LA MUJER DE LA SILLA DE
RUEDAS
Iba por el centro de la
ciudad espoleado por una de mis prisas, que, no obstante, había de retener. La
acera no era muy ancha y que estuviera muy concurrida no ayudaba a avanzar con rapidez.
Y todavía hube de ralentizar, enseguida, aún más, mis pasos. Acababa de
encontrarme con una silla de ruedas, cuya marcha era más lenta que
la mía.
En cualquier otra
circunstancia, hubiera hecho malabarismos por sobrepasarla. Pero no lo hice:
algo había en ella que me llevó a acompasar mi andar al suyo, y no fue su
ocupante. Éste era un anciano que mostraba signos evidentes de hallarse
imposibilitado para desplazarse por sí mismo. Nada que resultara extraño.
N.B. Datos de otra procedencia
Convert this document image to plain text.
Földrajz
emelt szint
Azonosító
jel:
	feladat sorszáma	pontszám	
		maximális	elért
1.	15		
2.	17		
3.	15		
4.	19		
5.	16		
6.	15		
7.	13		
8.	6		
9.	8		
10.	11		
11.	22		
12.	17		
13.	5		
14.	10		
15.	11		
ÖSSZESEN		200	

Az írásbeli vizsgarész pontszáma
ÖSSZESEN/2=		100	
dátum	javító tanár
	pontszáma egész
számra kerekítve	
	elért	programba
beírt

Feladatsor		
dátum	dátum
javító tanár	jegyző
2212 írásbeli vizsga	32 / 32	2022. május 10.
La
población envejece y cada vez se vuelven más notorias en las calles de nuestras
ciudades las consecuencias de esa longevidad. Así que no fue eso lo que llamó
mi atención y aplazó por un momento mis urgencias. Es que había reparado más en
quien empujaba que en su carga.
Todo en aquella mujer
denotaba lo penoso que le resultaba el esfuerzo que hacía. Fijaba la mirada,
como si la hubiera perdido en un infinito cansancio. Inclinaba el cuerpo hasta
dibujar una pronunciada curvatura en el aire y las manos, nervudas y
engarfiadas, se agarraban de tal modo a la barra trasera de la silla de ruedas
que más parecían aferrarse a un andador buscando sujeción para no dar con sus
huesos en tierra que un asidero para impulsar el vehículo hacia delante. No
debía de pesar casi nada, pues la carne apenas le daba para cubrir el esqueleto.
Coronaba su pequeña figura una mata de pelo ralo y blanquecino. La boca se le
abría sin hablar, tan solo jadeaba por la fatiga. Calculé que no volvería a
cumplir los ochenta años.
No podría decir si había
más de ternura o de patetismo en la escena. De lo que sí estoy seguro es de que la una y el otro estaban presentes.